Better Order Book Visibility but Margin Compression Ahead

We maintain our REDUCE rating on PSPPL with a TP of INR 720/sh ,which implies a downside of 4.3% from CMP.

Our core investment thesis on PSPPL remains unchanged: With the entry of Adani Group entity (Adani Infra) as a promoter shareholder, we believe there is better order book visibility. However, in this SPA & Open Offer deal (details mentioned below), margin compression is likely to be seen ahead. PSPPL management has indicated that business from the Adani Group will be executed on a cost-plus basis. In our view, Adani Group is a cost champion and would strive to get the best deal for their shareholders, which implies potential pressure on PSPPL’s margin,

In this kind of a structure, the lucrative upside optionality in PSPPL stock is automatically traded off for downside protection. In our view, this now makes the stock behave more like a fixed income instrument.

We would consider reviewing our outlook on PSPPL with a more constructive lens if there is a credible evidence that the company receives higher volumes of better-margin business from Adani as compared to other opportunities.

 

Valuation:

We take a more holistic approach to valuing PSPPL using a DCFbased model. The model takes into consideration 10-year explicit forecast period up to 2035E and terminal growth rate of 2%, which yields a TP of INR 720/share.

 

Risks:

Large volumes of low-margin deals from Adani and PSPPL’s inclination to forgo Adani deals for other more lucrative opportunities.

 

Q2FY26: Good Results in a Tough Quarter

* PSPPL reported Q2FY26 consolidated revenues at INR 7,028Mn, up 19.9% YoY and 35.8% QoQ vs CIE est. of INR 7,245Mn. It delivered healthy revenue growth in a typically seasonal soft quarter.

* EBITDA for Q2FY26 was reported at INR 499Mn, up 32.8% YoY and 101.4% QoQ vs CIE est. of INR 405Mn. Q2FY26 EBITDA margin came in at 7.1% vs 6.4% in Q2FY25 and 4.8% in Q1FY26 vs CIE est. of 5.6%.

 

Management Call — Highlights

Financials:

* The working capital cycle increased to 102 days from 65 days. The increase is because majority of sales were booked only in September as a result of monsoon and labour shortage in July/August.

* Order inflow during the period was INR 40.1Bn (ex-GST).

* PSPPL has incurred a capex of INR 410Mn in Q2FY26.

* The SDB (Surat Diamond Bourse) project has pending receivables of INR 900Mn. While the client has now agreed to pay interest on the dues, they are facing delays due to slower office sales and have requested additional time for payment.

 

Guidance:

* Expected revenue for H2FY26 is over INR 20Bn.

* Total revenue for FY26 is expected to exceed INR 32Bn, while FY27 revenue is projected to rise by over 20% YoY, surpassing INR 40Bn.
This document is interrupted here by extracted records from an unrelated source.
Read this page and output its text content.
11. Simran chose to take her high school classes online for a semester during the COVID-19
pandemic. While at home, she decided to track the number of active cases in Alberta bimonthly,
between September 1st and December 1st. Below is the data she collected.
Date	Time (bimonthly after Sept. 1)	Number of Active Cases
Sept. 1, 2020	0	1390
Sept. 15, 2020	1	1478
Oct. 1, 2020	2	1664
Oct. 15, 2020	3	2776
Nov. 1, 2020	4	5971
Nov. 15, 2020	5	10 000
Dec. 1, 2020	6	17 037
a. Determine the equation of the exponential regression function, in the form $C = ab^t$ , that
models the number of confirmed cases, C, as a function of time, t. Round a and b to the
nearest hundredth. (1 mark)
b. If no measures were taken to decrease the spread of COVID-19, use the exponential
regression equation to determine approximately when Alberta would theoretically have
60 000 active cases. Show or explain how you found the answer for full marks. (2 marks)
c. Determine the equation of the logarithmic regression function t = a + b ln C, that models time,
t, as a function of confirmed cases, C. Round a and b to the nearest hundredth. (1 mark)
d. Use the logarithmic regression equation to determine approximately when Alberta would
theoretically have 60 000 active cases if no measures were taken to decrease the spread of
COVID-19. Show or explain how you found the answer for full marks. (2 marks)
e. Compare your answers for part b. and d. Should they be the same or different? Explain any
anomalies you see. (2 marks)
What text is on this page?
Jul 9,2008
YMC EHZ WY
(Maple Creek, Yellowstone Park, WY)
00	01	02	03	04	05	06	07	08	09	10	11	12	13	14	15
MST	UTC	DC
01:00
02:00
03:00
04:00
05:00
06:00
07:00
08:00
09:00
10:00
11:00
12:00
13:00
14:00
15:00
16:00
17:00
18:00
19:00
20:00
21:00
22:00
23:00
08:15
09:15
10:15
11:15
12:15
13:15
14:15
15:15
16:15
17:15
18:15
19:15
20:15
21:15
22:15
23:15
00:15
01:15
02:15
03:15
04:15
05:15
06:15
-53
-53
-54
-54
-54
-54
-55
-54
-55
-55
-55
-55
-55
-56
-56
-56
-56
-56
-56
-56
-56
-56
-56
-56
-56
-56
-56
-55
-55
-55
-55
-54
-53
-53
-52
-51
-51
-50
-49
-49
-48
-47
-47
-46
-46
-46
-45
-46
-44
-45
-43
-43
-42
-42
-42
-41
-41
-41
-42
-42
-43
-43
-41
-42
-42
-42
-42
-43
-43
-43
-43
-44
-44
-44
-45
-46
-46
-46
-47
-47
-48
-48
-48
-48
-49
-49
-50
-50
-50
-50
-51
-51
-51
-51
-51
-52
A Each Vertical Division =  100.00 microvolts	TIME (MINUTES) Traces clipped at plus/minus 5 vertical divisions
* PSPPL targets stabalising margin in the range of 8–9% as revenue contribution ramps up across projects, with 8% margin expected in H2FY26E.

* The partnership with the Adani is strategically advantageous, given its planned capex of over INR 2 lakh crore over the next 1.5–2 years. Favouorable contract terms, such as a 10% mobilisation advance and rapid payment cycles, are expected to shorten receivable days and ease working capital requirement.

 

Orderbook:

* The current orderbook stands at INR 98.3Bn, with Adani Group projects accounting for approximately 56%.

* Order inflow for the quarter was INR 40.1Bn (excluding GST), whicj was largely from the Adani.

* The total expected fresh order inflow for H2FY26 is INR 40Bn and, for FY26, it is anticipated to be INR 110Bn.

 

Operational Insights:

* The improved revenue performance was driven by stronger project execution, supported by better worksite readiness and increased labour availability from midAugust 2025. Operational efficiency also improved with the conclusion of the monsoon season.

* PSPPL achieved a world record by completing 24,000 cubic meters of concrete in 54 hours for the foundation of the 504th temple in Ahmedabad — recognised by the Golden Book of World Records.

* Most Adani Group projects began mobilisation in Q2FY26, which is expected to drive sustained execution momentum through H2FY26.

* Improvement in execution momentum expected in H2FY26 owing to dry weather and finishing activities.

* Five projects were successfully completed in this the quarter, including work for IIM Ahmedabad, Mundra Solar Manufacturing, Astral Limited, and Mundra Petrochem Limited.

* Work execution at the Gift City project is progressing well as the labour situation improved post monsoon. Two land acquisition components are pending which expected to be finalised by November 2025.

* Work at GMC (horizontal project development) is temporarily paused due to land acquisition issues.

* Final finishing work at the Ahmedabad airport project is underway

* Minor land acquisition delays in two projects are expected to be resolved soon.

 

Valuation Section

We continue to take a more holistic approach to valuing PSPPL and incorporate a DCF based model (10 year explicit forecast period upto 2035E and terminal growth rate of 2.0%) which yields a TP of INR 720/share. Risks to our rating include large volumes of high margin deal wins from the Adani group, PSPPL demonstrate evidence that they are willing to forego deals from the Adanis for more lucrative outside opportunities.